Some have argued that rapid increases in technology in recent decades are shortening the length of a generation. This is not the case. As long as the transition to adulthood occurs around age 20–22, the transition to midlife around the early 40s, and the transition to old age around age 65, the basic length of both generations and turnings will remain the same. After all, human history is made of lives, coursing from birth to death. Of the cycles known to man, the most basic, perhaps, is the human life cycle. No other societal force, not class, not nationality, not culture, not technology, has as predictable a chronology.
However, it is important to remember that neither turnings nor generations appear on an exact timetable. That is as it should be. If the timing were precise, it would show human events to occupy the simple, inorganic domain of physical time, rendering society hardly more complex than an orbiting comet or a ticking metronome. Instead, the imprecise saeculum shows that society occupies the complex, organic domain of natural time. Nature offers numerous examples of this domain: the beating of a heart, the budding of a flower, the molting of a sparrow. The mere act of breathing requires hundreds of physiological feedbacks involving blood chemistry, neuronal signals, hormonal balance, and body temperature. No one can calibrate or predict its timing with exact precision. But each phase of breathing must follow another in the proper order and at roughly the right moment, or a person would quickly die.
Likewise with the saeculum: History moves in a progression of ebbs and flows whose schedule is regular yet not precisely fixed. As the late historian Arthur Schlesinger, Jr. once argued on behalf of his own cycle of American politics (whose “mainspring,” he too argued, was “generational change”), “A true cycle... is self-generating. It cannot be determined, short of catastrophe, by external events. War, depressions, inflations, may heighten or complicate moods, but the cycle itself rolls on, self-contained, self-sufficient and autonomous…. The roots of this self-sufficiency lie deep in the natural life of humanity.”

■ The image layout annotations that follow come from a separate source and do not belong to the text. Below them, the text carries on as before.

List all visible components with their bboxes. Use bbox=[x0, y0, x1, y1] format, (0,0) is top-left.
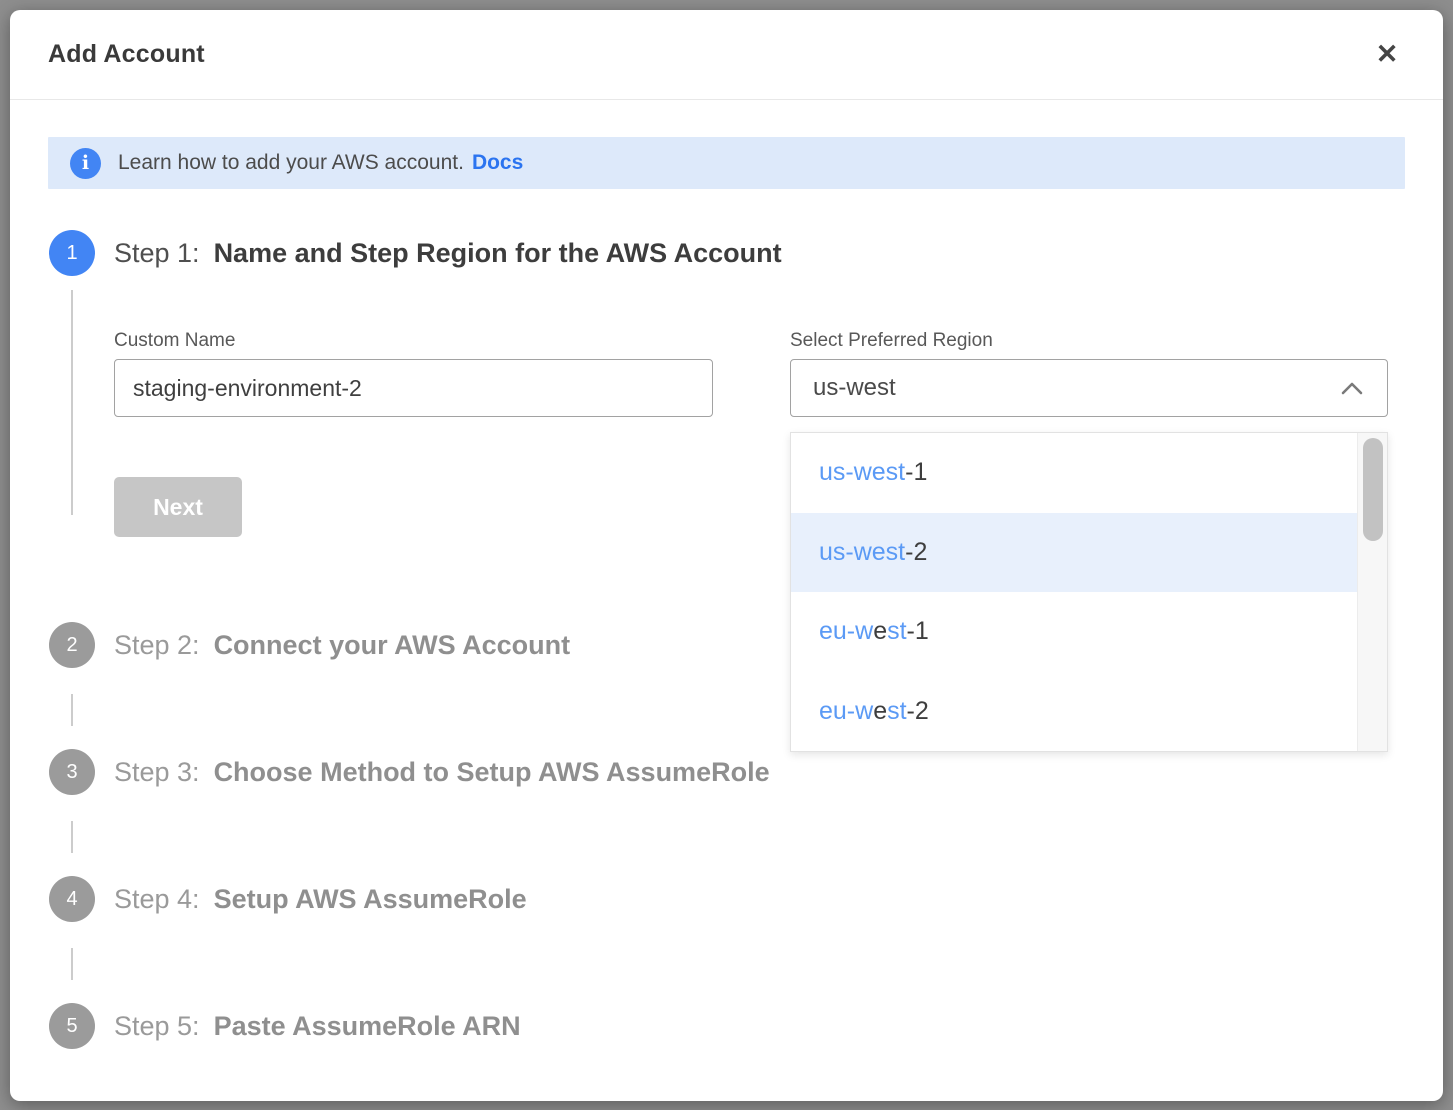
step-3-title: Choose Method to Setup AWS AssumeRole bbox=[214, 757, 770, 788]
step-4-number-badge: 4 bbox=[49, 876, 95, 922]
region-dropdown: us-west-1us-west-2eu-west-1eu-west-2 bbox=[790, 432, 1388, 752]
step-5-number-badge: 5 bbox=[49, 1003, 95, 1049]
region-option[interactable]: us-west-1 bbox=[791, 433, 1357, 513]
region-select[interactable]: us-west bbox=[790, 359, 1388, 417]
option-text: -2 bbox=[907, 697, 929, 726]
option-text: e bbox=[873, 617, 887, 646]
step-connector-line bbox=[71, 694, 73, 726]
info-icon: i bbox=[70, 148, 101, 179]
option-text-matched: us-west bbox=[819, 458, 905, 487]
step-4-prefix: Step 4: bbox=[114, 884, 200, 915]
step-5-title: Paste AssumeRole ARN bbox=[214, 1011, 521, 1042]
step-1-title: Name and Step Region for the AWS Account bbox=[214, 238, 782, 269]
custom-name-input[interactable] bbox=[114, 359, 713, 417]
custom-name-field-group: Custom Name Next bbox=[114, 329, 713, 537]
option-text-matched: eu-w bbox=[819, 697, 873, 726]
modal-body: i Learn how to add your AWS account. Doc… bbox=[10, 100, 1443, 1049]
region-option-list: us-west-1us-west-2eu-west-1eu-west-2 bbox=[791, 433, 1357, 751]
step-5-section: 5 Step 5: Paste AssumeRole ARN bbox=[48, 1003, 1405, 1049]
info-banner: i Learn how to add your AWS account. Doc… bbox=[48, 137, 1405, 189]
close-icon[interactable]: ✕ bbox=[1367, 35, 1407, 75]
step-connector-line bbox=[71, 948, 73, 980]
step-4-header: 4 Step 4: Setup AWS AssumeRole bbox=[48, 876, 1405, 922]
step-3-section: 3 Step 3: Choose Method to Setup AWS Ass… bbox=[48, 749, 1405, 876]
step-4-title: Setup AWS AssumeRole bbox=[214, 884, 527, 915]
step-2-prefix: Step 2: bbox=[114, 630, 200, 661]
chevron-up-icon bbox=[1341, 382, 1363, 395]
option-text: -2 bbox=[905, 538, 927, 567]
option-text-matched: st bbox=[887, 697, 906, 726]
region-select-value: us-west bbox=[813, 374, 1341, 402]
step-2-title: Connect your AWS Account bbox=[214, 630, 571, 661]
add-account-modal: Add Account ✕ i Learn how to add your AW… bbox=[10, 10, 1443, 1101]
option-text: e bbox=[873, 697, 887, 726]
step-5-prefix: Step 5: bbox=[114, 1011, 200, 1042]
region-option[interactable]: eu-west-1 bbox=[791, 592, 1357, 672]
dropdown-scrollbar-thumb[interactable] bbox=[1363, 438, 1383, 541]
option-text: -1 bbox=[907, 617, 929, 646]
step-2-number-badge: 2 bbox=[49, 622, 95, 668]
custom-name-label: Custom Name bbox=[114, 329, 713, 352]
region-label: Select Preferred Region bbox=[790, 329, 1388, 352]
step-3-number-badge: 3 bbox=[49, 749, 95, 795]
banner-text: Learn how to add your AWS account. bbox=[118, 151, 464, 175]
next-button[interactable]: Next bbox=[114, 477, 242, 537]
step-1-prefix: Step 1: bbox=[114, 238, 200, 269]
dropdown-scrollbar[interactable] bbox=[1357, 433, 1387, 751]
docs-link[interactable]: Docs bbox=[472, 151, 523, 175]
region-option[interactable]: eu-west-2 bbox=[791, 672, 1357, 752]
modal-title: Add Account bbox=[48, 40, 205, 69]
option-text: -1 bbox=[905, 458, 927, 487]
modal-header: Add Account ✕ bbox=[10, 10, 1443, 100]
step-1-form: Custom Name Next Select Preferred Region… bbox=[114, 329, 1405, 537]
option-text-matched: us-west bbox=[819, 538, 905, 567]
step-connector-line bbox=[71, 821, 73, 853]
step-1-number-badge: 1 bbox=[49, 230, 95, 276]
option-text-matched: st bbox=[887, 617, 906, 646]
step-4-section: 4 Step 4: Setup AWS AssumeRole bbox=[48, 876, 1405, 1003]
step-3-header: 3 Step 3: Choose Method to Setup AWS Ass… bbox=[48, 749, 1405, 795]
step-3-prefix: Step 3: bbox=[114, 757, 200, 788]
region-field-group: Select Preferred Region us-west us-west-… bbox=[790, 329, 1388, 537]
step-1-header: 1 Step 1: Name and Step Region for the A… bbox=[48, 230, 1405, 276]
step-5-header: 5 Step 5: Paste AssumeRole ARN bbox=[48, 1003, 1405, 1049]
option-text-matched: eu-w bbox=[819, 617, 873, 646]
step-1-section: 1 Step 1: Name and Step Region for the A… bbox=[48, 230, 1405, 622]
region-option[interactable]: us-west-2 bbox=[791, 513, 1357, 593]
steps-list: 1 Step 1: Name and Step Region for the A… bbox=[48, 230, 1405, 1049]
step-connector-line bbox=[71, 290, 73, 515]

So, again, think of turnings as you think of the seasons. Even when winter arrives a bit early or late, it is still possible to anticipate in what order the leaves will fall, the birds will migrate, and the streams will freeze. By correctly foretelling these things, you can prepare for the coming of a harsh season. If, on the other hand, you have no clue—if you think that history is random and that the ‘50s could just as well follow the ‘60s or the ‘70s could follow the ‘80s—you might as well think that the spring could follow the summer and that birds could fly backward. You would be ignoring what your intuition is telling you about the direction of social change, and about the emergent order of both nature and history.